In reviewing the article, it is obvious that a reasonable reader my [sic] conclude that this test is a Wonderlic product, which obviously is not the case.
So if Bois' test is "obviously" not a Wonderlic product, then a reasonable reader certainly wouldn't confuse it for one. ("Case dismissed!" -- Every simpleton who never even took Introduction to Logic in college.)
Listen, we at SB Nation respect intellectual property, and that's why Bois has appended his post with a clarification stating that his test -- which included a "Dishwasher-safe Shrek 3 cup you got from Taco Bell" as a possible answer -- is not an actual Wonderlic product.
But there's something troubling about this habit of companies siccing their lawyers at the Internet any time a small-time comedian creates something original and funny and, yes, parodical. Parody has time and again been protected by U.S. courts at all levels, even if (and especially when) the parody is crude. Notable examples include Carol Burnett losing her suit against the TV show Family Guy, Campbell v. Acuff-Rose Music, Walt Disney Productions v. Air Pirates, and of course Hustler Magazine v. Falwell.

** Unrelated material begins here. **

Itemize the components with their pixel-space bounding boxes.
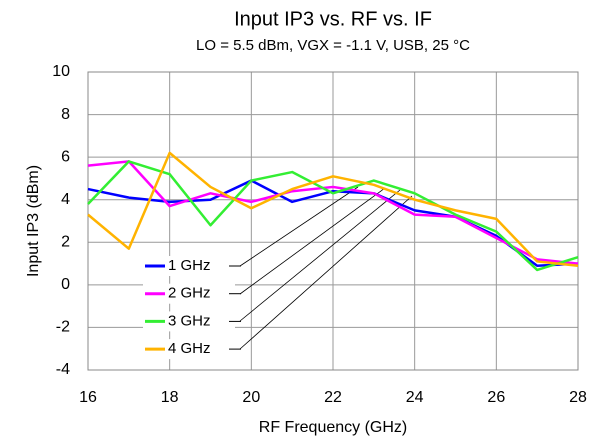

I'm familiar with these cases because last fall, NFL wide receiver Bernard Berrian and his PR and legal teams tried to bully me into removing a satirical post I wrote for the NFL humor blog Kissing Suzy Kolber. The result after I hired a lawyer? The post still exists online, Berrian is no longer on an NFL team, and his PR rep now has a private twitter account. Don't step to the Internet, y'all.
But we at SB Nation wish to avoid that kind of ugliness at all costs. That's why I've developed some ideas for new Wonderlic tests that I'm offering to the company free of charge. Yes, COMPLETELY FREE! It's not the best business move on my part, but I hope that this humble offering can heal the wounds caused by our rogue satirists.
We're EVER so sorry, Wonderlic! If you should take objection to this post as well, I will happily continue to write about it in a public forum. No such thing as bad publicity, right?